Pemetrexed is a multi-targeting antifolate cytotoxic drug and, within the last decade, has brought a new paradigm shift in treatment strategies for non-squamous non-small cell lung cancer (NSCLC). In the United States, pemetrexed has been approved three times by the Food and Drug Administration (FDA) for the treatment of locally advanced or metastatic non-squamous NSCLC in 2004, 2008 and 2009. Indications were the use as a single agent for patients in whom any prior chemotherapy has failed, the use in combination with cisplatin for the first-line treatment and the use in maintenance treatment after platinum-doublet induction chemotherapy, respectively.
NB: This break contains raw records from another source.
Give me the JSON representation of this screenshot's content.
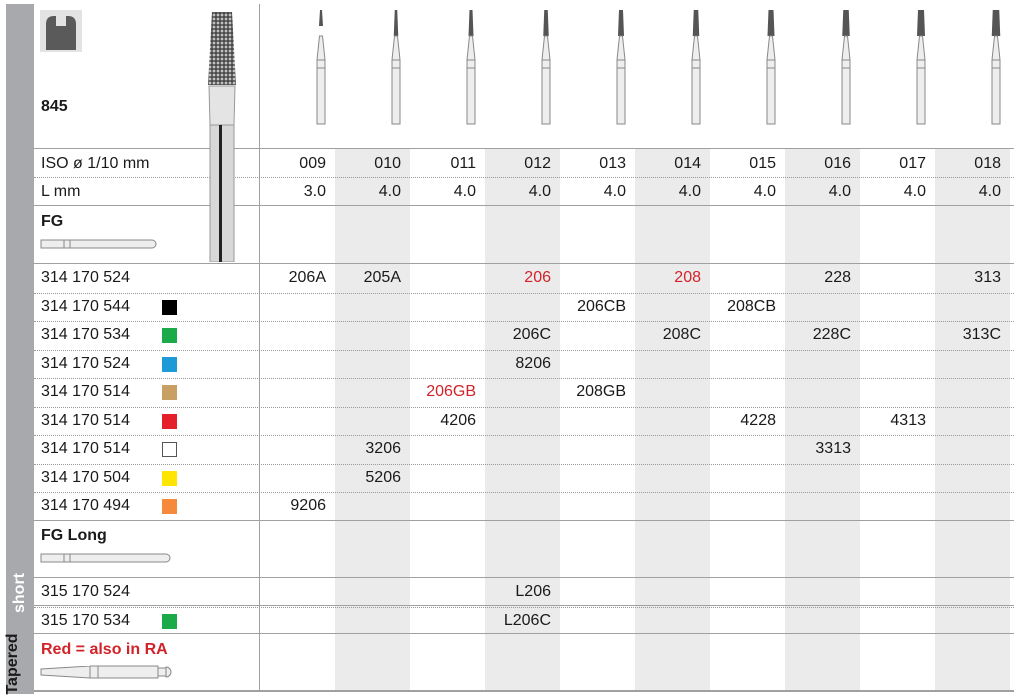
{
  "product": {
    "code": "845",
    "side_label_dark": "Tapered",
    "side_label_light": "short",
    "icon": "tooth-crown-prep-icon"
  },
  "header_rows": {
    "iso_label": "ISO ø 1/10 mm",
    "length_label": "L mm"
  },
  "columns": [
    {
      "iso": "009",
      "length": "3.0"
    },
    {
      "iso": "010",
      "length": "4.0"
    },
    {
      "iso": "011",
      "length": "4.0"
    },
    {
      "iso": "012",
      "length": "4.0"
    },
    {
      "iso": "013",
      "length": "4.0"
    },
    {
      "iso": "014",
      "length": "4.0"
    },
    {
      "iso": "015",
      "length": "4.0"
    },
    {
      "iso": "016",
      "length": "4.0"
    },
    {
      "iso": "017",
      "length": "4.0"
    },
    {
      "iso": "018",
      "length": "4.0"
    }
  ],
  "sections": {
    "fg": "FG",
    "fg_long": "FG Long",
    "legend": "Red = also in RA"
  },
  "colors": {
    "red_text": "#d2232a",
    "shade": "#ebebeb",
    "sidebar": "#a7a9ac"
  },
  "rows": [
    {
      "ref": "314 170 524",
      "swatch": null,
      "cells": {
        "0": "206A",
        "1": "205A",
        "3": "206",
        "5": "208",
        "7": "228",
        "9": "313"
      },
      "red": [
        "3",
        "5"
      ]
    },
    {
      "ref": "314 170 544",
      "swatch": "#000000",
      "cells": {
        "4": "206CB",
        "6": "208CB"
      },
      "red": []
    },
    {
      "ref": "314 170 534",
      "swatch": "#1aaa4a",
      "cells": {
        "3": "206C",
        "5": "208C",
        "7": "228C",
        "9": "313C"
      },
      "red": []
    },
    {
      "ref": "314 170 524",
      "swatch": "#1e9ad6",
      "cells": {
        "3": "8206"
      },
      "red": []
    },
    {
      "ref": "314 170 514",
      "swatch": "#c9a063",
      "cells": {
        "2": "206GB",
        "4": "208GB"
      },
      "red": [
        "2"
      ]
    },
    {
      "ref": "314 170 514",
      "swatch": "#e5202a",
      "cells": {
        "2": "4206",
        "6": "4228",
        "8": "4313"
      },
      "red": []
    },
    {
      "ref": "314 170 514",
      "swatch": "#ffffff",
      "cells": {
        "1": "3206",
        "7": "3313"
      },
      "red": []
    },
    {
      "ref": "314 170 504",
      "swatch": "#ffe500",
      "cells": {
        "1": "5206"
      },
      "red": []
    },
    {
      "ref": "314 170 494",
      "swatch": "#f58a3c",
      "cells": {
        "0": "9206"
      },
      "red": []
    }
  ],
  "long_rows": [
    {
      "ref": "315 170 524",
      "swatch": null,
      "cells": {
        "3": "L206"
      },
      "red": []
    },
    {
      "ref": "315 170 534",
      "swatch": "#1aaa4a",
      "cells": {
        "3": "L206C"
      },
      "red": []
    }
  ]
}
Owing to the advantage of less cumulative toxicities, pemetrexed has become indispensable for switch- or continuation-maintenance therapy. These maintenance methods have superseded the conventional methods of the defined cycles of chemotherapy followed by drug holidays in the front-line chemotherapy. A recent topic is a challenge of further addition of any tolerable drug to continuation-maintenance by pemetrexed alone. Comparing recent randomized phase III studies (PRAMOUNT, AVAPERL and PointBreak), the addition of bevacizumab to a standard regimen of pemetrexed plus platinum induction has enabled more patients to receive maintenance therapy and continuation-maintenance by pemetrexed plus bevacizumab has brought about longer progression-free survival than the maintenance by either of the two drugs. However, further investigation and discussion are required on the viewpoints of overall survival benefit and cost-effectiveness of adding bevacizumab and also we have to explore reliable selection markers for such expensive drugs.